2011 Global Study Trip Report, Brasilia and Rio de Janeiro, Brazil
What impressed us most during our stay in Brazil was the sense of optimism among different strata of Brazilian society about their country’s future. While acknowledging Brazil’s problems – high-income inequality, corruption, urban crime and drugs, and environmental degradation – policymakers also demonstrated a strong political will to tackle these problems through innovative policies.
In our meetings in Rio de Janeiro and Brasilia we were able to examine the trajectory of Brazil’s growth from various viewpoints – economic, environmental, security, and political – with the individuals directly responsible for drafting Brazil’s policies and plan for development. While Brazil is a subject of frequent discussion in policy circles, we had never internalized the scale, economy, resources, or potential of the country before.

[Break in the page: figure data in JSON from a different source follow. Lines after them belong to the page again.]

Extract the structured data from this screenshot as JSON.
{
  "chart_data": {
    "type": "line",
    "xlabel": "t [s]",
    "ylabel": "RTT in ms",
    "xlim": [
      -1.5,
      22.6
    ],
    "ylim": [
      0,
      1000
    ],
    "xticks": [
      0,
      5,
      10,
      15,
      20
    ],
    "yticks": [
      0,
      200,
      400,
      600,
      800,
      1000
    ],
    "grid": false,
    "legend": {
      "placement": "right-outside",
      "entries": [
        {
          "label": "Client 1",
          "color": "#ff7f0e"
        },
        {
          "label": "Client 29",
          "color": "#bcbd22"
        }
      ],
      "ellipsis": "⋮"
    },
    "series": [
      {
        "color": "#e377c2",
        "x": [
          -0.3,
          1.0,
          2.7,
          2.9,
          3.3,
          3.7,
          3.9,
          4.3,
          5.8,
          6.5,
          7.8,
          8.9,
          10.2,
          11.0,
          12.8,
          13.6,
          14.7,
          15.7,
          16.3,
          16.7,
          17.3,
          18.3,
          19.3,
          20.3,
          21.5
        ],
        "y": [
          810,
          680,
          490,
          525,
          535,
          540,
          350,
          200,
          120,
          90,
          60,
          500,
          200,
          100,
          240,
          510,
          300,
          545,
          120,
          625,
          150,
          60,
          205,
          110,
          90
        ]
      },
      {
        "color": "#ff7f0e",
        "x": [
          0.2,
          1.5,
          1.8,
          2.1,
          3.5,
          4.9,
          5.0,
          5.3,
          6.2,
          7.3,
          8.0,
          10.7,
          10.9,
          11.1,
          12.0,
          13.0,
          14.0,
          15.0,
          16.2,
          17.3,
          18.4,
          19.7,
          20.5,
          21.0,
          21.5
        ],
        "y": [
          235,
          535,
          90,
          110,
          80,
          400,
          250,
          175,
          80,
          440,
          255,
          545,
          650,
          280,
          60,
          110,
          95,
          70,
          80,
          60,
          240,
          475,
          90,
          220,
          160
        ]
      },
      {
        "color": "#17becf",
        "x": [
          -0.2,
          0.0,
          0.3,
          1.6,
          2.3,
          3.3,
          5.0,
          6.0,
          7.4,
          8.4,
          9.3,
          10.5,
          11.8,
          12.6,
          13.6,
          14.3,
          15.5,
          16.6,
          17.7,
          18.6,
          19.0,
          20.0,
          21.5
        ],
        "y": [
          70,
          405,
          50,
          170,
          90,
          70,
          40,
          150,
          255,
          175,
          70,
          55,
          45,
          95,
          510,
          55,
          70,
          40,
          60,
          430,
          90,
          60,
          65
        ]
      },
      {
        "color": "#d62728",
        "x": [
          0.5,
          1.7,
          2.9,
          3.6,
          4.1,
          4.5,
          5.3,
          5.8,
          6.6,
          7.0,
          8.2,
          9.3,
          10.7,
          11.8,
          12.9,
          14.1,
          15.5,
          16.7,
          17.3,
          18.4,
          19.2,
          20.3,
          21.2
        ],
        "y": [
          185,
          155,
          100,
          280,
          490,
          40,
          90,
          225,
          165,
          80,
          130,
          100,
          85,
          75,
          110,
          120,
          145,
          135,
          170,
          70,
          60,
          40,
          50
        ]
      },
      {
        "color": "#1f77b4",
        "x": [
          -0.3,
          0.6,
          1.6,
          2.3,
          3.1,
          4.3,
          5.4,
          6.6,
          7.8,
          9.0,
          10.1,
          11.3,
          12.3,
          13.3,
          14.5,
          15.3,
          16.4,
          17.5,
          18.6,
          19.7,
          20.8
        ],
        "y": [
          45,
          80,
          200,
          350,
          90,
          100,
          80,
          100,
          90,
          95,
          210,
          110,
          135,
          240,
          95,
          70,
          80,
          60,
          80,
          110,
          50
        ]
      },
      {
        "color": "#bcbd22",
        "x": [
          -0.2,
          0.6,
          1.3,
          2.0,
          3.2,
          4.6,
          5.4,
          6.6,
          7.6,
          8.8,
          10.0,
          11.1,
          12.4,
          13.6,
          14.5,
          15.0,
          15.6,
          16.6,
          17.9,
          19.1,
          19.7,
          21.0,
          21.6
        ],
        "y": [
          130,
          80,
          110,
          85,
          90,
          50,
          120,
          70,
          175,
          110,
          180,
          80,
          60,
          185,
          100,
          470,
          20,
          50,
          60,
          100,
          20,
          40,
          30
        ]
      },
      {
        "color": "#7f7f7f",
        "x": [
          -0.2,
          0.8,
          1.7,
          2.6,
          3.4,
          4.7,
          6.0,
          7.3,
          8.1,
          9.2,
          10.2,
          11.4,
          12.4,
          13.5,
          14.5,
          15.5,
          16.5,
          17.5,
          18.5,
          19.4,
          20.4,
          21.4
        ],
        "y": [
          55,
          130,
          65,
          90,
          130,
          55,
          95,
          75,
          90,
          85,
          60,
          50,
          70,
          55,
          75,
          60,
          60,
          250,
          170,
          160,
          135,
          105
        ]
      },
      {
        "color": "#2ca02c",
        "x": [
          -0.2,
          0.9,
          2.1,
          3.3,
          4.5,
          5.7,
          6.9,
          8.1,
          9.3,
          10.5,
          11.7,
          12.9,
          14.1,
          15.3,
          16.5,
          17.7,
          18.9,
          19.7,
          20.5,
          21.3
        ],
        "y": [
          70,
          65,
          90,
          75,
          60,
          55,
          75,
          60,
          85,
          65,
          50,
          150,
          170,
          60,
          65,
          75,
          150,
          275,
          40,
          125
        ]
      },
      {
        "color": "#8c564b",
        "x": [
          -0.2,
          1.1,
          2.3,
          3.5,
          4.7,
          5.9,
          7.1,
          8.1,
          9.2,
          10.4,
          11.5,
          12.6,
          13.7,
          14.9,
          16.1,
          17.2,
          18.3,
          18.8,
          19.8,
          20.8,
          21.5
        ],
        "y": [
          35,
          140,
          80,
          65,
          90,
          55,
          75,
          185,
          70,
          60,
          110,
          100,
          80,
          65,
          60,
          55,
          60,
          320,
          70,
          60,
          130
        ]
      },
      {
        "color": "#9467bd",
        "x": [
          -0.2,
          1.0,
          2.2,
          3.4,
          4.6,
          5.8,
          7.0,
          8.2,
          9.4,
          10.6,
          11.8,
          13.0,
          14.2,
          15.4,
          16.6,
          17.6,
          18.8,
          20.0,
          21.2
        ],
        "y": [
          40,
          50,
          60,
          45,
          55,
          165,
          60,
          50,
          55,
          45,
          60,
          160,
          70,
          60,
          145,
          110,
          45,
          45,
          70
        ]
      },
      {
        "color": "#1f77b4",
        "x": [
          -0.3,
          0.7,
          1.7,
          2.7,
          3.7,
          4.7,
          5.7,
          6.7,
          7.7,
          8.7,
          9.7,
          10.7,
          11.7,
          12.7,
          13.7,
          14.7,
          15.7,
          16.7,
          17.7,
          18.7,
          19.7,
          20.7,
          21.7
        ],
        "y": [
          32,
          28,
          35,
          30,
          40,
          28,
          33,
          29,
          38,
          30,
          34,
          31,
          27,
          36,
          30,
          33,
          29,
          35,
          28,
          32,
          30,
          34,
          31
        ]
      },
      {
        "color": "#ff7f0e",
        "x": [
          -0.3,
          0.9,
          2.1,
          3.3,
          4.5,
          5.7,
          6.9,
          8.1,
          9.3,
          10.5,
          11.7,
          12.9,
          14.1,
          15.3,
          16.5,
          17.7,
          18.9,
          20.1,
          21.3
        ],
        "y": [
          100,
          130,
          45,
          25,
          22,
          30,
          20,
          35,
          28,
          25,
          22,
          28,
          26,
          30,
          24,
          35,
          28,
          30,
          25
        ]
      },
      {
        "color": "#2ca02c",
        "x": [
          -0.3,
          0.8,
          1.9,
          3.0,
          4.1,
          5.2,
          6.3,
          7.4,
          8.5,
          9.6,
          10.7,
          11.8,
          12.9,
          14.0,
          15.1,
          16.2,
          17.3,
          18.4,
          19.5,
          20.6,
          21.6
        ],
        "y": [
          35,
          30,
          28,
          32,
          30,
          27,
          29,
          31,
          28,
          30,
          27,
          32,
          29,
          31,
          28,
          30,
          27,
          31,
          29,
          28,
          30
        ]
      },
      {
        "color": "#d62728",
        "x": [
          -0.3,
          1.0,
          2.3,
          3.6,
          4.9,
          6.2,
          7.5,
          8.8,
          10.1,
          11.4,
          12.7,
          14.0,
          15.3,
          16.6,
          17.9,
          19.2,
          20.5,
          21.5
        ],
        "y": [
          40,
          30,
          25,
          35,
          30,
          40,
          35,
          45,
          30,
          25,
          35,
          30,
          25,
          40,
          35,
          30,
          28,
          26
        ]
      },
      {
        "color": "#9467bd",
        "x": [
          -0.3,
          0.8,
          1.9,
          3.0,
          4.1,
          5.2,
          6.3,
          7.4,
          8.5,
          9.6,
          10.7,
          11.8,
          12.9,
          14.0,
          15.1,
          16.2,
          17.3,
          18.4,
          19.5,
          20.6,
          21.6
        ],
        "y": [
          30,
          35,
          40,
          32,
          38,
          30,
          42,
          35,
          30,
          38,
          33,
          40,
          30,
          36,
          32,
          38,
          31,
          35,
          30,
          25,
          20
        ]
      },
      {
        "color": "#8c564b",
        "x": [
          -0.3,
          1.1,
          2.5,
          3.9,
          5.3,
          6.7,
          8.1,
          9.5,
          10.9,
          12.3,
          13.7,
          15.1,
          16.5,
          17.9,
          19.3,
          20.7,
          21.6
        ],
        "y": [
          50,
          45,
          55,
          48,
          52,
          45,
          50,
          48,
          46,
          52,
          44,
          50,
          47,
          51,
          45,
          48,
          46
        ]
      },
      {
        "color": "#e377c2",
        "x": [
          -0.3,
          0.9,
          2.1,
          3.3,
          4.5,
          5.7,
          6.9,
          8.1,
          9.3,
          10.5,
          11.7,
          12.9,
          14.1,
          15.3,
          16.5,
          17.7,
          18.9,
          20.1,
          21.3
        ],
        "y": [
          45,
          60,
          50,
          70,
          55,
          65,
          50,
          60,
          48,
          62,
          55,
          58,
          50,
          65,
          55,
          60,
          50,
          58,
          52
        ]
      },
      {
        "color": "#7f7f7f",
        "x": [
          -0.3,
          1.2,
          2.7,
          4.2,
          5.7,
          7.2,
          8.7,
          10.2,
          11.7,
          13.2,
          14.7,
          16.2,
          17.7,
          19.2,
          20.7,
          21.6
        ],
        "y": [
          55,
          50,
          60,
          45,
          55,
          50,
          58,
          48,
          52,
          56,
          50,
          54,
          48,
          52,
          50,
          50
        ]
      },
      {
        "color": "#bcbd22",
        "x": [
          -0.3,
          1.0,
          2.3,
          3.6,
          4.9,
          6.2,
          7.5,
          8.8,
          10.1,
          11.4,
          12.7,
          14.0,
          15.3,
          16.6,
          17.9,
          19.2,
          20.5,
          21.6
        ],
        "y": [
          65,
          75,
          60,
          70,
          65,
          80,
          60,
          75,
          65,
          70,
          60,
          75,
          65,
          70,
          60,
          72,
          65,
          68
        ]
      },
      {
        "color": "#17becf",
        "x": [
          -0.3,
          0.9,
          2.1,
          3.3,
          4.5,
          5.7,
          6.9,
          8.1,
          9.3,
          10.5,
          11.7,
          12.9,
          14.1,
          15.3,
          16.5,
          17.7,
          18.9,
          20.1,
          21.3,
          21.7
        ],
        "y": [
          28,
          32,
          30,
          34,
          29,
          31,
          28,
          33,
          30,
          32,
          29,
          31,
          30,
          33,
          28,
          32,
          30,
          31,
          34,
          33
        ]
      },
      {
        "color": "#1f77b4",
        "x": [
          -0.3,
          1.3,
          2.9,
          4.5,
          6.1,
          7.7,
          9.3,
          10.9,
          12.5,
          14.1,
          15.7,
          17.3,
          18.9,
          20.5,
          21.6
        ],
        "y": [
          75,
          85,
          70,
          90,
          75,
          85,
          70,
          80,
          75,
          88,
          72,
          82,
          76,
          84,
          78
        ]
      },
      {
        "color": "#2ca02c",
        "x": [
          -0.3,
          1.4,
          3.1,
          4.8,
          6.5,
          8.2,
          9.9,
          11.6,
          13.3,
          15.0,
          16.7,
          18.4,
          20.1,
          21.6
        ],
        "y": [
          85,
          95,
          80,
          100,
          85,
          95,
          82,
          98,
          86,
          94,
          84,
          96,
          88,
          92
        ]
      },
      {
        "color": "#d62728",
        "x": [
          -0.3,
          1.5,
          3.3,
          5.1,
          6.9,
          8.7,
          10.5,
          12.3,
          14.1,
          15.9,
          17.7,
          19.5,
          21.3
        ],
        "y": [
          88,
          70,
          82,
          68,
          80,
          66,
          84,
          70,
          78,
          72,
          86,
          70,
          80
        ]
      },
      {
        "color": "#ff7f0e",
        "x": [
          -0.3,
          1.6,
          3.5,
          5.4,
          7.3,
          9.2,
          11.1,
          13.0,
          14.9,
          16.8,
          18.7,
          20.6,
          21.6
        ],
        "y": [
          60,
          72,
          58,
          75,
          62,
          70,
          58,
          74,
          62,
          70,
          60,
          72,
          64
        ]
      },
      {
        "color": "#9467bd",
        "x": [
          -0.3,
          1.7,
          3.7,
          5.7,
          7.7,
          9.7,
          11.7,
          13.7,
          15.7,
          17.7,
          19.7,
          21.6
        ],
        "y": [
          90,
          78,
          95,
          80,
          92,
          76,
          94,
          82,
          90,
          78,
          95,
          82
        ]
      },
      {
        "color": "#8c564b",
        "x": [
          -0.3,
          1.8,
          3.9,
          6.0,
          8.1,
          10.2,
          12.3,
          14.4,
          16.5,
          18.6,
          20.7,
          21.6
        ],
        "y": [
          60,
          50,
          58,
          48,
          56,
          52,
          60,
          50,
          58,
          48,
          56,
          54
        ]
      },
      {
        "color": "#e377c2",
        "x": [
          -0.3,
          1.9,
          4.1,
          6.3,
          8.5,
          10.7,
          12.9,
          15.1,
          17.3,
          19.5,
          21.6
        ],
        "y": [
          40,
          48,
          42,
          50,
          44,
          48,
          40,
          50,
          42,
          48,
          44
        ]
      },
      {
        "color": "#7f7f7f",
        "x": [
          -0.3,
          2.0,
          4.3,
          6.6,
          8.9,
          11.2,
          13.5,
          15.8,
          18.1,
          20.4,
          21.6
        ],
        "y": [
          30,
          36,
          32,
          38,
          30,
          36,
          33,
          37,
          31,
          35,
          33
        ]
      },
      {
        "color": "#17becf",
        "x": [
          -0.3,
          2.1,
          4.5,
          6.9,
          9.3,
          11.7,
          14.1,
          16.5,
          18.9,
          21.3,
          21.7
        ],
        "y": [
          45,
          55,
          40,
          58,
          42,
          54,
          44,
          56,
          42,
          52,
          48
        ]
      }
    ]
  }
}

Minister of Foreign Affairs Antonio Patriota demonstrated Brazil’s sophistication in planning a future in which his country will be a central player in international policy. He explained that Brazil would like to enter into unions with nations not only in South America but also Central America. By “playing the game” with both Western-government supported regimes and those on the periphery, Brazil is working hard to position itself as the international “good guy.”
We also saw the importance of grassroots activism in driving Brazil’s future when we visited the favelas. In Rio de Janeiro we visited the favela of Vigário Geral and Cultural AfroReggae, an organization that offers opportunities to youth through educational, art, and cultural programs. To see the decrepit living circumstances and extreme poverty firsthand was humbling. Yet it was both eye opening and inspiring to learn about the impact the organization has had in providing a positive outlet for disadvantaged youth.
Afroreggae is a group of musicians born and raised in this favela. After drug dealers killed one of their musicians, the Afroreggae group decided to start a social program to improve safety in the favela. Their project became so popular that today they are financed by big businesses, government, and banks. The level of corporate and government sponsorship displayed within the new community center demonstrated shifts within Rio towards development, poverty alleviation, and community empowerment.
Interestingly, we learned that favelas are not just located on the outskirts of Rio. Rather, they are interspersed throughout Rio, making citywide attempts to reduce crime and the drug trade even more challenging.
Security in Rio de Janeiro
Rio de Janeiro’s Secretary for Security José Mariano Beltrame is known as a magician because of the dramatic decline in crime in Rio during his tenure. Mr. Beltrame spoke about the city’s efforts to pacify and cleanse the favelas and integrate them into the city by removing the influence of drug lords and introducing public services. He described his approach to crime fighting – law enforcement is about building relationships, establishing trust, and providing services; economic and physical security reinforce one another at the same time that poverty and crime are mutually exacerbating.
Indeed, the federal government has implemented many tangible security measures throughout the city to reduce instances of crime and drug trafficking. For example, in favelas, the police hire “local security forces” – that is, armed personnel native to the favelas and familiar with the residents – to supervise law and order within the community. Perhaps more interesting, however, was the number of police in non-favela areas – a sign perhaps that authorities in Rio are trying to strengthen the perception that their city is “safe” and therefore prepared to host events like the World Cup and the Olympics.
The approach in Rio is one of classic counterinsurgency: clear, hold, and build. Brazil has an abundance of labor. It’s not difficult to double or triple the police trainees available to monitor “pacified” favelas, with the implicit assumption that as police move from one favela to the next, they will narrow the space for gangs and simply squeeze criminality out of existence.
Some of us were skeptical about the purported success of this approach. Therefore, we were impressed by the recognition that one way or another, the people in the favelas need to be integrated into the city. The immediate answer seems to be an attempt to deliver services to the favelas and shower the people with all the enfranchisements of being a real part of a state. Favelas that haven’t been pacified can be impenetrable to government services, however, and physically changing faveladwellers’ surroundings will not necessarily be met with welcome reception. The conclusion seems to be “where we can’t bring services to the people of the favelas, bring the people of the favelas to the services.” To that end, the government has sought to integrate the favelas with the city center through a network of gondolas. It is a colorful and progressive approach, but one that has been met with the opposition of city dwellers who fear that making it easy for people in favelas to get to the city will make it easy for crime to leak down from the mountains.
To everyone we talked to, the favelas were clearly the point of reservation for those almost ready to declare Brazil a developed country or a South American miracle.
The Collective IPS Experience
Brazil is a country in flux, undergoing a dramatic transformation in economic, political, and social dimensions. Yet it is only after our visit that we could fully grasp the driving forces behind its progress and the challenges that need to be overcome.
In addition, the opportunity to bond and get to know fellow IPS students was invaluable. We learned much about the range of experiences, both academic and professional, within our group as a whole, as well as our diverse interests and aspirations.